After years of study, we called these organizations the “high performing IT organizations that were simultaneously achieving the highest IT service levels (e.g., MTTR, MTBF, change success rates, etc.), the earliest integration of information security into the software/service development lifecycle, the best posture of compliance (e.g., fewest number of repeat audit findings), and amazingly, the best IT efficiencies (e.g., server/sysadmin ratios).”
We had studied 11 high performing IT organizations, which included a bank, a stock exchange, a wireless billing service, a domain name service provider, and two IT service providers.
I started working with Kevin Behr to understand how these organizations made their “good to great” IT transformations, and codified this transformation in the Visible Ops and Visible Ops Security books, which have sold over 150K copies. And in the process, we co-founded the IT Process Institute, to develop and disseminate the practices.
We had several goals in mind when we wrote Visible Ops:
- Process frameworks, such as ITIL, are basically an exhaustive list of IT processes, given without order or priority. The problem is, organizations don’t do process frameworks: they do projects.
- Our goal was to describe the four projects required to implement and operatationalize the controls observed in high performing IT organizations.
- The four Visible Ops phases are ordered and sequential. In other words, organizations complete them in the specified order, because each successive projects depends on the controls activated in the previous phase.
- Each of the four Visible Ops phases are designed to active only controls that are “catalytic.” In other words, they generate more calories on an ongoing basis than were required to create them (e.g., if a control required 100 calories to create, then it should deliver more than 100 calories back to the organization on a weekly basis).
- Those controls that don’t have a catalytic property are the ones that get a reputation of “sucking the will to live out of everybody they touch,” such as poorly run change management processes.
Top Things You May Not Know About Visible Ops:
1.When we first studied the high performing IT organizations, we noticed something unusual. The backgrounds of the people leading them typically came from one of three backgrounds. They were either a non-commissioned officer in the military (usually E-5s or E-6s), they were chemical engineers, or they were auditors.
We then started asking, “what values do these three professions have in common?” And the answer became obvious. They valued rigor and discipline.
Non-commissioned officers give live ammunition to 18 year olds. The remarkableness of this became even more extraordinary, which I learned that in restaurant operations, management often doesn’t even like giving knifes to 18 year olds, because the accident rate is so high.

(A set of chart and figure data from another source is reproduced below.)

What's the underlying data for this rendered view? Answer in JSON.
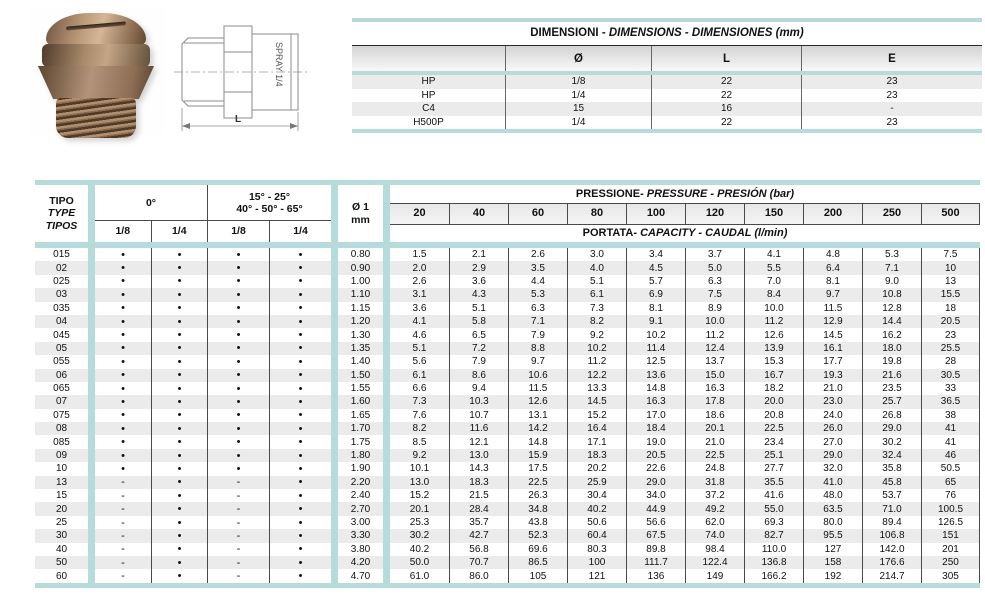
{
  "colors": {
    "accent_teal": "#b7dbda",
    "stripe_gray": "#ebebeb",
    "header_gray_top": "#d4d4d4",
    "line_dark": "#4a4a4a"
  },
  "drawing": {
    "stamp_text": "SPRAY 1/4",
    "dim_label": "L"
  },
  "dimensions_table": {
    "title_main": "DIMENSIONI",
    "title_rest": " - DIMENSIONS - DIMENSIONES (mm)",
    "columns": [
      "",
      "Ø",
      "L",
      "E"
    ],
    "rows": [
      [
        "HP",
        "1/8",
        "22",
        "23"
      ],
      [
        "HP",
        "1/4",
        "22",
        "23"
      ],
      [
        "C4",
        "15",
        "16",
        "-"
      ],
      [
        "H500P",
        "1/4",
        "22",
        "23"
      ]
    ]
  },
  "main_table": {
    "type_lines": [
      "TIPO",
      "TYPE",
      "TIPOS"
    ],
    "group1_title": "0°",
    "group2_title_line1": "15° - 25°",
    "group2_title_line2": "40° - 50° - 65°",
    "subcols": [
      "1/8",
      "1/4",
      "1/8",
      "1/4"
    ],
    "dia_line1": "Ø 1",
    "dia_line2": "mm",
    "pressure_title_main": "PRESSIONE",
    "pressure_title_rest": " - PRESSURE - PRESIÓN (bar)",
    "pressures": [
      "20",
      "40",
      "60",
      "80",
      "100",
      "120",
      "150",
      "200",
      "250",
      "500"
    ],
    "capacity_title_main": "PORTATA",
    "capacity_title_rest": " - CAPACITY - CAUDAL (l/min)",
    "rows": [
      {
        "tipo": "015",
        "marks": [
          "•",
          "•",
          "•",
          "•"
        ],
        "dia": "0.80",
        "flow": [
          "1.5",
          "2.1",
          "2.6",
          "3.0",
          "3.4",
          "3.7",
          "4.1",
          "4.8",
          "5.3",
          "7.5"
        ]
      },
      {
        "tipo": "02",
        "marks": [
          "•",
          "•",
          "•",
          "•"
        ],
        "dia": "0.90",
        "flow": [
          "2.0",
          "2.9",
          "3.5",
          "4.0",
          "4.5",
          "5.0",
          "5.5",
          "6.4",
          "7.1",
          "10"
        ]
      },
      {
        "tipo": "025",
        "marks": [
          "•",
          "•",
          "•",
          "•"
        ],
        "dia": "1.00",
        "flow": [
          "2.6",
          "3.6",
          "4.4",
          "5.1",
          "5.7",
          "6.3",
          "7.0",
          "8.1",
          "9.0",
          "13"
        ]
      },
      {
        "tipo": "03",
        "marks": [
          "•",
          "•",
          "•",
          "•"
        ],
        "dia": "1.10",
        "flow": [
          "3.1",
          "4.3",
          "5.3",
          "6.1",
          "6.9",
          "7.5",
          "8.4",
          "9.7",
          "10.8",
          "15.5"
        ]
      },
      {
        "tipo": "035",
        "marks": [
          "•",
          "•",
          "•",
          "•"
        ],
        "dia": "1.15",
        "flow": [
          "3.6",
          "5.1",
          "6.3",
          "7.3",
          "8.1",
          "8.9",
          "10.0",
          "11.5",
          "12.8",
          "18"
        ]
      },
      {
        "tipo": "04",
        "marks": [
          "•",
          "•",
          "•",
          "•"
        ],
        "dia": "1.20",
        "flow": [
          "4.1",
          "5.8",
          "7.1",
          "8.2",
          "9.1",
          "10.0",
          "11.2",
          "12.9",
          "14.4",
          "20.5"
        ]
      },
      {
        "tipo": "045",
        "marks": [
          "•",
          "•",
          "•",
          "•"
        ],
        "dia": "1.30",
        "flow": [
          "4.6",
          "6.5",
          "7.9",
          "9.2",
          "10.2",
          "11.2",
          "12.6",
          "14.5",
          "16.2",
          "23"
        ]
      },
      {
        "tipo": "05",
        "marks": [
          "•",
          "•",
          "•",
          "•"
        ],
        "dia": "1.35",
        "flow": [
          "5.1",
          "7.2",
          "8.8",
          "10.2",
          "11.4",
          "12.4",
          "13.9",
          "16.1",
          "18.0",
          "25.5"
        ]
      },
      {
        "tipo": "055",
        "marks": [
          "•",
          "•",
          "•",
          "•"
        ],
        "dia": "1.40",
        "flow": [
          "5.6",
          "7.9",
          "9.7",
          "11.2",
          "12.5",
          "13.7",
          "15.3",
          "17.7",
          "19.8",
          "28"
        ]
      },
      {
        "tipo": "06",
        "marks": [
          "•",
          "•",
          "•",
          "•"
        ],
        "dia": "1.50",
        "flow": [
          "6.1",
          "8.6",
          "10.6",
          "12.2",
          "13.6",
          "15.0",
          "16.7",
          "19.3",
          "21.6",
          "30.5"
        ]
      },
      {
        "tipo": "065",
        "marks": [
          "•",
          "•",
          "•",
          "•"
        ],
        "dia": "1.55",
        "flow": [
          "6.6",
          "9.4",
          "11.5",
          "13.3",
          "14.8",
          "16.3",
          "18.2",
          "21.0",
          "23.5",
          "33"
        ]
      },
      {
        "tipo": "07",
        "marks": [
          "•",
          "•",
          "•",
          "•"
        ],
        "dia": "1.60",
        "flow": [
          "7.3",
          "10.3",
          "12.6",
          "14.5",
          "16.3",
          "17.8",
          "20.0",
          "23.0",
          "25.7",
          "36.5"
        ]
      },
      {
        "tipo": "075",
        "marks": [
          "•",
          "•",
          "•",
          "•"
        ],
        "dia": "1.65",
        "flow": [
          "7.6",
          "10.7",
          "13.1",
          "15.2",
          "17.0",
          "18.6",
          "20.8",
          "24.0",
          "26.8",
          "38"
        ]
      },
      {
        "tipo": "08",
        "marks": [
          "•",
          "•",
          "•",
          "•"
        ],
        "dia": "1.70",
        "flow": [
          "8.2",
          "11.6",
          "14.2",
          "16.4",
          "18.4",
          "20.1",
          "22.5",
          "26.0",
          "29.0",
          "41"
        ]
      },
      {
        "tipo": "085",
        "marks": [
          "•",
          "•",
          "•",
          "•"
        ],
        "dia": "1.75",
        "flow": [
          "8.5",
          "12.1",
          "14.8",
          "17.1",
          "19.0",
          "21.0",
          "23.4",
          "27.0",
          "30.2",
          "41"
        ]
      },
      {
        "tipo": "09",
        "marks": [
          "•",
          "•",
          "•",
          "•"
        ],
        "dia": "1.80",
        "flow": [
          "9.2",
          "13.0",
          "15.9",
          "18.3",
          "20.5",
          "22.5",
          "25.1",
          "29.0",
          "32.4",
          "46"
        ]
      },
      {
        "tipo": "10",
        "marks": [
          "•",
          "•",
          "•",
          "•"
        ],
        "dia": "1.90",
        "flow": [
          "10.1",
          "14.3",
          "17.5",
          "20.2",
          "22.6",
          "24.8",
          "27.7",
          "32.0",
          "35.8",
          "50.5"
        ]
      },
      {
        "tipo": "13",
        "marks": [
          "-",
          "•",
          "-",
          "•"
        ],
        "dia": "2.20",
        "flow": [
          "13.0",
          "18.3",
          "22.5",
          "25.9",
          "29.0",
          "31.8",
          "35.5",
          "41.0",
          "45.8",
          "65"
        ]
      },
      {
        "tipo": "15",
        "marks": [
          "-",
          "•",
          "-",
          "•"
        ],
        "dia": "2.40",
        "flow": [
          "15.2",
          "21.5",
          "26.3",
          "30.4",
          "34.0",
          "37.2",
          "41.6",
          "48.0",
          "53.7",
          "76"
        ]
      },
      {
        "tipo": "20",
        "marks": [
          "-",
          "•",
          "-",
          "•"
        ],
        "dia": "2.70",
        "flow": [
          "20.1",
          "28.4",
          "34.8",
          "40.2",
          "44.9",
          "49.2",
          "55.0",
          "63.5",
          "71.0",
          "100.5"
        ]
      },
      {
        "tipo": "25",
        "marks": [
          "-",
          "•",
          "-",
          "•"
        ],
        "dia": "3.00",
        "flow": [
          "25.3",
          "35.7",
          "43.8",
          "50.6",
          "56.6",
          "62.0",
          "69.3",
          "80.0",
          "89.4",
          "126.5"
        ]
      },
      {
        "tipo": "30",
        "marks": [
          "-",
          "•",
          "-",
          "•"
        ],
        "dia": "3.30",
        "flow": [
          "30.2",
          "42.7",
          "52.3",
          "60.4",
          "67.5",
          "74.0",
          "82.7",
          "95.5",
          "106.8",
          "151"
        ]
      },
      {
        "tipo": "40",
        "marks": [
          "-",
          "•",
          "-",
          "•"
        ],
        "dia": "3.80",
        "flow": [
          "40.2",
          "56.8",
          "69.6",
          "80.3",
          "89.8",
          "98.4",
          "110.0",
          "127",
          "142.0",
          "201"
        ]
      },
      {
        "tipo": "50",
        "marks": [
          "-",
          "•",
          "-",
          "•"
        ],
        "dia": "4.20",
        "flow": [
          "50.0",
          "70.7",
          "86.5",
          "100",
          "111.7",
          "122.4",
          "136.8",
          "158",
          "176.6",
          "250"
        ]
      },
      {
        "tipo": "60",
        "marks": [
          "-",
          "•",
          "-",
          "•"
        ],
        "dia": "4.70",
        "flow": [
          "61.0",
          "86.0",
          "105",
          "121",
          "136",
          "149",
          "166.2",
          "192",
          "214.7",
          "305"
        ]
      }
    ]
  }
}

Chemical engineers have long, elaborate and ordered recipes, where an endothermic reaction can become catastrophically exothermic if steps are mis-ordered.
And auditors? Well, they love almost any control.
2.Here’s a graph that we generated in 2000 that made us fall out of our chairs, because it indicated that there really was measurable business value of being a high performing IT organization.
- First, let me describe what this graph shows. On the Y axis is the scale of the IT systems under management, as measured by number of servers. On the X axis is the server to system administrator ratio (i.e., the number of system administrators that are managing those systems).
- What we found was that the high performers had a server/sysadmin ratio 4x higher than the non-high performers. Specifically, they had server/sysadmin ratios of over 100:1, where average organizations had server/sysadmin ratios of 15-25:1.
- The provocative conclusion was that controls were not only required for great service levels, but also yielded efficiency advantages, as well! In other words, controls gave you effectiveness and efficiency.